Keir Starmer wants to rejoin the EU by the back door

Telegraph19-04-2025

Sir Keir Starmer wants to rejoin the EU by the back door. And he is using the most boring-sounding law to do it. His weapon? The Product Regulation and Metrology Bill currently before Parliament- a bureaucratic snooze-fest to bore Britain out of Brexit. But we have caught him red-handed.
The British people voted to break free from the EU to have the freedom to make our own rules, not grovel for Brussels' leftovers. That means making our own laws that allow our country to thrive and its economy to grow.
That doesn't mean kowtowing to Brussels and swallowing their rules. Because what is best for the 27 countries on the continent is not always what's best for us.
Although there was more to be done, in office we Conservatives did use Brexit freedoms to cut red tape on businesses and launch the biggest deregulatory reform of financial services for a generation.
We know that businesses create growth, not more public spending or bloated government. Labour has taken the opposite approach. They have choked British businesses with more regulations and greater costs. The Employment Rights bill, the National Insurance jobs tax hike and the family business and farm death tax. It's one thing after the next.
This Labour law will give ministers the power to shackle our goods and services, forcing British businesses to kneel to EU laws, arbitrated over by European Courts. It is the thin end of the wedge to handing away our sovereignty. It is obvious that is the game Sir Keir is playing here but, like me, Sunday Telegraph readers won't let the wool be pulled over their eyes.
Labour Ministers tried 48 times to overturn Brexit. Now they are in Government, this legislation is nothing more than a Trojan horse surrender bill to do exactly that. This plot to rejoin by any means necessary will give Business Secretary, Jonathan Reynolds, who campaigned for Remain, unchecked powers to bring us back into conformance with the EU. My colleagues and I will, of course, oppose.
This is not a conspiracy theory. Nor is it particularly hidden. It's there in the Bill in black and white. Buried in the small print it says that one of the key purposes of the Bill is EU re-alignment.
Arch-remainer Sir Keir, who campaigned energetically for a second referendum with free movement of people, knows that he can't get public support for another vote again to get back in, so he has gone for this instead. It is his death to Brexit by a thousand cuts strategy. And they were not straight about this plot going into the election. Unlike the madly pro-EU Lib Dems who would re-open the national divisions over Brexit, Labour MPs kept very quiet about their masterplan when campaigning for your vote, they did not once suggest any of this was coming.
The irony is there could not be a better time to have the ability to set our own trade policy. The only reason we weren't hit worse by Trump's initial tariffs is because of Brexit. Although it took ministers far too many months to start to engage with their US counterparts, Britain can and should negotiate its own deal with Washington, protecting vital British interests, such as the life sciences and automotive sectors.
We Conservatives made mistakes in government but bequeathing this country the right to once again set our own laws was not one of them. There is nothing controversial about sitting alongside Canada, Japan and India as a sovereign country, running our economy.

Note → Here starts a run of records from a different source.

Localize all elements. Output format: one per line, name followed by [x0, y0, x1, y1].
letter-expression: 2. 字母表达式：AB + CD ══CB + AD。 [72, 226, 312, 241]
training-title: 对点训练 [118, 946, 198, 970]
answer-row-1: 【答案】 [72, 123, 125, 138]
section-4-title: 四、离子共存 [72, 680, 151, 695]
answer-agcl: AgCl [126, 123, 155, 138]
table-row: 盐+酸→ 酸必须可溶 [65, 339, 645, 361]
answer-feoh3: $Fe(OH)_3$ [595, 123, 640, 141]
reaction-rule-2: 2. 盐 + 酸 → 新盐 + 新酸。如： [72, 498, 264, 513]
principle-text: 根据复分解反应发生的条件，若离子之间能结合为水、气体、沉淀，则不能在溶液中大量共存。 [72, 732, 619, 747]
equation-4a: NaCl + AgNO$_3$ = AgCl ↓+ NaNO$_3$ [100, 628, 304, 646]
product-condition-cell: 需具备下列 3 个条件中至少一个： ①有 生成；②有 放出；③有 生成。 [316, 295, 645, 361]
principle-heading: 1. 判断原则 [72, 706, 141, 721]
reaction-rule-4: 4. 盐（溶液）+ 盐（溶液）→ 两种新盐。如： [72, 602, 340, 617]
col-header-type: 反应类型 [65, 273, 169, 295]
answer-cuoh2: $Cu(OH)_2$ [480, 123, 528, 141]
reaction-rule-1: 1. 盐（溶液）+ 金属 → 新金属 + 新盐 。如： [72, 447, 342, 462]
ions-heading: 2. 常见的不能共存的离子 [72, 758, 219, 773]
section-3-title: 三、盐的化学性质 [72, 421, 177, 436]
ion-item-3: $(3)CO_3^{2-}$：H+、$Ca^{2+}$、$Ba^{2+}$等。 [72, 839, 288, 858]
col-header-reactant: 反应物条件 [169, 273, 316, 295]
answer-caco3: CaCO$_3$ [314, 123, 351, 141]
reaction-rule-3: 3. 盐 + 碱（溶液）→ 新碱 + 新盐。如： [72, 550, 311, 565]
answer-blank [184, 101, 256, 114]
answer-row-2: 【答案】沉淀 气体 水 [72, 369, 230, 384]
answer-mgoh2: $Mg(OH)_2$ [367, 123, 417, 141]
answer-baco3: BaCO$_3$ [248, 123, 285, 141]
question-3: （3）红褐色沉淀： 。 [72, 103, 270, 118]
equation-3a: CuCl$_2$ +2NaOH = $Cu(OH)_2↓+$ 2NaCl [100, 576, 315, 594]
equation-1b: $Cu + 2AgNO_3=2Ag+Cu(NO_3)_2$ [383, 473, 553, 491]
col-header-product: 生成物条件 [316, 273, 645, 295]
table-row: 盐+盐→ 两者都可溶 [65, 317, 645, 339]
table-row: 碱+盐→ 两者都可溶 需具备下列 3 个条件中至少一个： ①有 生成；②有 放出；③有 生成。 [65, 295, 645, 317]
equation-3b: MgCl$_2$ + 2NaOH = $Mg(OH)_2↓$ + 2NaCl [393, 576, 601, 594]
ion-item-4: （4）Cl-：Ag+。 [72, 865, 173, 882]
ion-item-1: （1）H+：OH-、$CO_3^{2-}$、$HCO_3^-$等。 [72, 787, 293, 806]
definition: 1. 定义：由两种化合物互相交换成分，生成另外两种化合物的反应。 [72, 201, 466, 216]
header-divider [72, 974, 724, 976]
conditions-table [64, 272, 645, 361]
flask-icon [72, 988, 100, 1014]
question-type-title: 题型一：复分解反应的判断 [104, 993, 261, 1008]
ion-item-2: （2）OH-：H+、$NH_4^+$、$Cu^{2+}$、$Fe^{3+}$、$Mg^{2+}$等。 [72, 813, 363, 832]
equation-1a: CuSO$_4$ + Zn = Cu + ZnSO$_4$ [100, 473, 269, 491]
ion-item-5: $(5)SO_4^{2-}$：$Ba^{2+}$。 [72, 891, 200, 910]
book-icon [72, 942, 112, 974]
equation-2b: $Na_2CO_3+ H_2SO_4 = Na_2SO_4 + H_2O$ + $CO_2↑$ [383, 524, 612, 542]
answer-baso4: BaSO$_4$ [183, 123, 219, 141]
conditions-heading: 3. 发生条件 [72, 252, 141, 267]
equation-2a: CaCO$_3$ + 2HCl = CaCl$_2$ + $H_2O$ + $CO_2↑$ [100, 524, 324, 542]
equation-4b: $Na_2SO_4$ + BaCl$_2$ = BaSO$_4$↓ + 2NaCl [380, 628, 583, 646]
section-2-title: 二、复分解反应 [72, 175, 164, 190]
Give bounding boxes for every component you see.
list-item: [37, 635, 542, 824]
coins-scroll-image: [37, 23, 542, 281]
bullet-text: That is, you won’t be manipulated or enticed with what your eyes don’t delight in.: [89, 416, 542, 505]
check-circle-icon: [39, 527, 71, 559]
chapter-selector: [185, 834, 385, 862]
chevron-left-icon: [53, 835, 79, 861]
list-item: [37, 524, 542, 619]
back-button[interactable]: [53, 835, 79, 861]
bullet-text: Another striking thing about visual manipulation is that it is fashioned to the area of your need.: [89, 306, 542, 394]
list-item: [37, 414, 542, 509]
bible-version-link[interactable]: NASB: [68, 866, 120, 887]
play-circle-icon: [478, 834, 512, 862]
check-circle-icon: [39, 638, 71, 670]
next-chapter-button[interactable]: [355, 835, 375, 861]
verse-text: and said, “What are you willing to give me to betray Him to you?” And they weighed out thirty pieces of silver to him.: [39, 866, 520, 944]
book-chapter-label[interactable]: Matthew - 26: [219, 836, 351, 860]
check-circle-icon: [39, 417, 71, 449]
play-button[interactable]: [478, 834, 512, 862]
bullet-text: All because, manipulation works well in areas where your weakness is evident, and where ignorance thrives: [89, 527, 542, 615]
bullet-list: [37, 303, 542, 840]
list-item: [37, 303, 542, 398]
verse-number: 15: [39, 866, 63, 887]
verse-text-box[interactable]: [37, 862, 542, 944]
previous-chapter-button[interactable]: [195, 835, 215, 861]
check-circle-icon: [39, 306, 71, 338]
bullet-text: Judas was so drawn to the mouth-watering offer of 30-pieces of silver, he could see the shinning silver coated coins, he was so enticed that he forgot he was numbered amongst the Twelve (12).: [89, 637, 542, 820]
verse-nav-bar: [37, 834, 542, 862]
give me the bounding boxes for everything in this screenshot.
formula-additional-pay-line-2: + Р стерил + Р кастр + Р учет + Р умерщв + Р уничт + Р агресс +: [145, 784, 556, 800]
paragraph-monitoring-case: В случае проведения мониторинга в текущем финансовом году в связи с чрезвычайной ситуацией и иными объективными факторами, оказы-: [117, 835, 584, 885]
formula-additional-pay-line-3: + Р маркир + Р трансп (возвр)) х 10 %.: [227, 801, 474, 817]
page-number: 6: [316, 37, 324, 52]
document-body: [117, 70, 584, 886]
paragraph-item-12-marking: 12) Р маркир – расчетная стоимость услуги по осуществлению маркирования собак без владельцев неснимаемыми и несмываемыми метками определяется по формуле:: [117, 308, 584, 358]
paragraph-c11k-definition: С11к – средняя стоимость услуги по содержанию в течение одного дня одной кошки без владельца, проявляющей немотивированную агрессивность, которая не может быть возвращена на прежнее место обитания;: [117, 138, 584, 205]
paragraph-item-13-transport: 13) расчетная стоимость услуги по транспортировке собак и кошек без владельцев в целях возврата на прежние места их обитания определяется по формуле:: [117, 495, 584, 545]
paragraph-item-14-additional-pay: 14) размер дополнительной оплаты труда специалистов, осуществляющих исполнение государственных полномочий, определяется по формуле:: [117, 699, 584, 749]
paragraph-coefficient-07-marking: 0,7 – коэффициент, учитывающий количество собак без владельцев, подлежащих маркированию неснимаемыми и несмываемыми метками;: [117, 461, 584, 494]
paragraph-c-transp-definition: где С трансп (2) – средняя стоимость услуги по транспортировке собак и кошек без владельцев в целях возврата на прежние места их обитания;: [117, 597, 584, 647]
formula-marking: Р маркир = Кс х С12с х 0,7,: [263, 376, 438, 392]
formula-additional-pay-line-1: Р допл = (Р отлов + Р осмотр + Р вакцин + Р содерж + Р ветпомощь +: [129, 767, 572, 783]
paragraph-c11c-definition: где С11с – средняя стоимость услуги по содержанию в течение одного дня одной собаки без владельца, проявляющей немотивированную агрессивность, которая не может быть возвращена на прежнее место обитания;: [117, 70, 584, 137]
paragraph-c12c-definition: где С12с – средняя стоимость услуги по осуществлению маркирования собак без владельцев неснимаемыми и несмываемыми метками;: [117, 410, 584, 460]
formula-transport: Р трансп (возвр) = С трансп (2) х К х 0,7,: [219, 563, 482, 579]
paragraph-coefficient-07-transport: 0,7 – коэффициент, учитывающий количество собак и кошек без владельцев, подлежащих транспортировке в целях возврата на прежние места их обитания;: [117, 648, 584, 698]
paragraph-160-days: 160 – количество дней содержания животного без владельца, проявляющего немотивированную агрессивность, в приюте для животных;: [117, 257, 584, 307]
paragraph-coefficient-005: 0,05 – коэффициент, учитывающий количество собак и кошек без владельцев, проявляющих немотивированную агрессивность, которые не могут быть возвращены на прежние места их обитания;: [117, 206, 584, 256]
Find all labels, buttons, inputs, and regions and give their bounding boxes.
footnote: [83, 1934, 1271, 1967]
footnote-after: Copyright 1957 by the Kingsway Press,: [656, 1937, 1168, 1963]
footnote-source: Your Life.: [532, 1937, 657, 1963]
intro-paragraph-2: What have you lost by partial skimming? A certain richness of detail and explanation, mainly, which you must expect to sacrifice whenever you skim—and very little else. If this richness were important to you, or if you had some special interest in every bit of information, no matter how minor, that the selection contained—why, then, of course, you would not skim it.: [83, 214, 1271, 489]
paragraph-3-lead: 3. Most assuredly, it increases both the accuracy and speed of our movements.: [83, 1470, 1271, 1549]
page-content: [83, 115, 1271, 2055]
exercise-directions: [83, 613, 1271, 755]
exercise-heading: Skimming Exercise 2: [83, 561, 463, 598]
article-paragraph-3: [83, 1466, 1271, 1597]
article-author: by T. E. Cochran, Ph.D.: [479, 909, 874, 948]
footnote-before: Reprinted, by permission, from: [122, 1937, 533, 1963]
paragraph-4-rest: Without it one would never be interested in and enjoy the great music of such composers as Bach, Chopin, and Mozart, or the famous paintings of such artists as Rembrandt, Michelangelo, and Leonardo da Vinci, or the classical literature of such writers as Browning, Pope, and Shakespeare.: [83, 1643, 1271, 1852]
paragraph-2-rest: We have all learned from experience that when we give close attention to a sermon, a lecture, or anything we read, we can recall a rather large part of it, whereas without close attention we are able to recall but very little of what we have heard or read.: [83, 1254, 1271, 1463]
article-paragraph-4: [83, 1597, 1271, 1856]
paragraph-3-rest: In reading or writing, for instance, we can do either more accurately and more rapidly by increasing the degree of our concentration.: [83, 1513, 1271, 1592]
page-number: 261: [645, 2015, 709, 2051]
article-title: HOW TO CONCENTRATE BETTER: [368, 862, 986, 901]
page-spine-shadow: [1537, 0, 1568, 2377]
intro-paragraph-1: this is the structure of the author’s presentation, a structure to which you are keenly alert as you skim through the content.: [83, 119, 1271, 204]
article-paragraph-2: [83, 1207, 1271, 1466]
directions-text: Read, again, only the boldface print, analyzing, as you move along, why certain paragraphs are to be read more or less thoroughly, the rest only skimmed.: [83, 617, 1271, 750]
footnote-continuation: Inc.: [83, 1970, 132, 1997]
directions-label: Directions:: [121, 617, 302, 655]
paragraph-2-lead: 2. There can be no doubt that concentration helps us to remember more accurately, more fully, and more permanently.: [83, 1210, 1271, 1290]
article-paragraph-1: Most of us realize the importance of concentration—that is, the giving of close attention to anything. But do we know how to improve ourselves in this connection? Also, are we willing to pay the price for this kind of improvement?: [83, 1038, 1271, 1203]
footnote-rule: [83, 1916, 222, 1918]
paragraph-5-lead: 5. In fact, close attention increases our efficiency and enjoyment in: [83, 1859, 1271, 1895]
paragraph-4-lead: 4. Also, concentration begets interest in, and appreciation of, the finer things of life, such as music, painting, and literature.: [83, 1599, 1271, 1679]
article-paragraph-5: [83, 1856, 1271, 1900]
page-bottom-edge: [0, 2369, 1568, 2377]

Sir Keir and his cabinet should be thanking their lucky stars they didn't get their way in 2016 – or in the following years when they tried every trick in the book to rejoin. So, rather than cosying up to the EU and plotting for us to rejoin by the back door, they should be making the most of this, shelve the Product Regulation and Metrology Bill and get us a US trade deal.
But now it is more important than ever for the opposition to come together and stand up to this dreadful Labour government, however we can. It's the right thing for you, and it's the right thing for the country.
We forced them to change course on two-tier justice. We forced them to back off scrapping British pints. They need to change course on this too. Or we will all pay the price. The Conservatives are under new leadership. And we are on your side.